Saturday, December 02, 2006

Why must love be lifelong?


This is post is prompted by a message at the Bread n Roses message board..

It made me want to hang my head in exasperation.

It also made me very sad.

Toedancer asks, in essence: why must love be lifelong in order for it to be love?

Well, what if it's not lifelong?

What if there were conditions attached to loving someone. What if the underlying message of a relationship was:


  • I will love you as long as I feel like it.


  • I will love you as long as you make me happy.


  • I will love you as long as you are not an inconvenience.



Would a person feel open to intimacy in such a situation? Intimacy involves exposing one's vulnerabilities, and it's more difficult to be vulnerable if love is unconditional.

That guardedness closes off emotional growth. It closes off the joy of the security of someone else's unconditional acceptance. When you can show yourself to another person, as you truly are i.e. be vulnerable, and you are not worried that the person will not break off the emotional connection, that brings a source of joy-- perhaps unconscious, but it's there.

People want to be as they truly are. I think that's universal. A two-person, exclusive, life-long relationship, i.e. marriage,is the best place for this to happen. However special friends and family members are, they can never be the object of that same self-revelation and self-giving.

Giving!

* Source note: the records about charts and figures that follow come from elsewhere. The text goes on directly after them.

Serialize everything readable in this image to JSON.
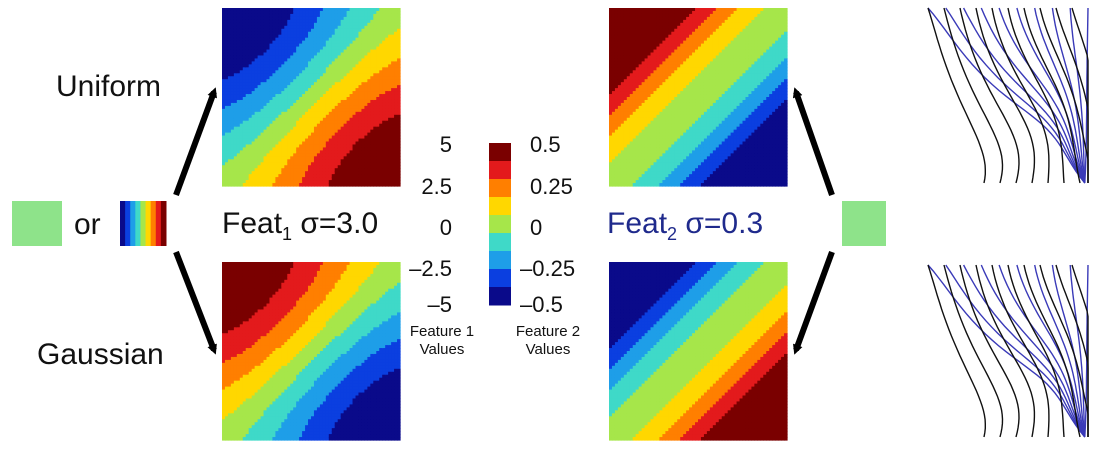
{
  "labels": {
    "uniform": "Uniform",
    "gaussian": "Gaussian",
    "or": "or",
    "feat1_name": "Feat",
    "feat1_sub": "1",
    "feat1_sigma": "σ=3.0",
    "feat2_name": "Feat",
    "feat2_sub": "2",
    "feat2_sigma": "σ=0.3",
    "feature1_caption_1": "Feature 1",
    "feature1_caption_2": "Values",
    "feature2_caption_1": "Feature 2",
    "feature2_caption_2": "Values"
  },
  "colorbar": {
    "feature1_ticks": [
      "5",
      "2.5",
      "0",
      "–2.5",
      "–5"
    ],
    "feature2_ticks": [
      "0.5",
      "0.25",
      "0",
      "–0.25",
      "–0.5"
    ],
    "colors": [
      "#7a0000",
      "#e31a1c",
      "#ff7f00",
      "#ffd700",
      "#a6e64a",
      "#3fd9c8",
      "#1e9ee8",
      "#0b3fe0",
      "#0a0a8a"
    ]
  },
  "colors": {
    "noise_swatch": "#8ee38a",
    "feat2_label": "#1f2a8c",
    "grid_blue": "#3a3ab8",
    "grid_black": "#111111"
  }
}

That's another aspect of lifelong exclusivity.

Love is the donation of self and one's resources. A relationship is like an investment. You want an emotional return on it. If you think that your relationship can possibly be cut short, you will not invest of your self as much as if you were sure the relationship was not going to end. If you see your life as being a series of romantic relationships, why invest in a relationship that is souring and that you foresee will end? At some point, it may not be worth the investment. You're not going to expose yourself to hurt and frustration if you think the other person will not stay (or that you have a door out!)

What all this boils down to is that marriage is the best guarantor of emotional fulfillment. It may not be as easy as serial monogamy; it may not even have all the spark of going from romance to romance. What it does provide is the best opportunity for emotional fulfillment and intimacy. Romance, in the grand scheme of things, isn't that emotionally fulfilling if it's not accompanied by a corresponding mutual commitment. It's comparatively superficial. Marriage is where you get to be as you truly are, where you get to be accepted as you truly are.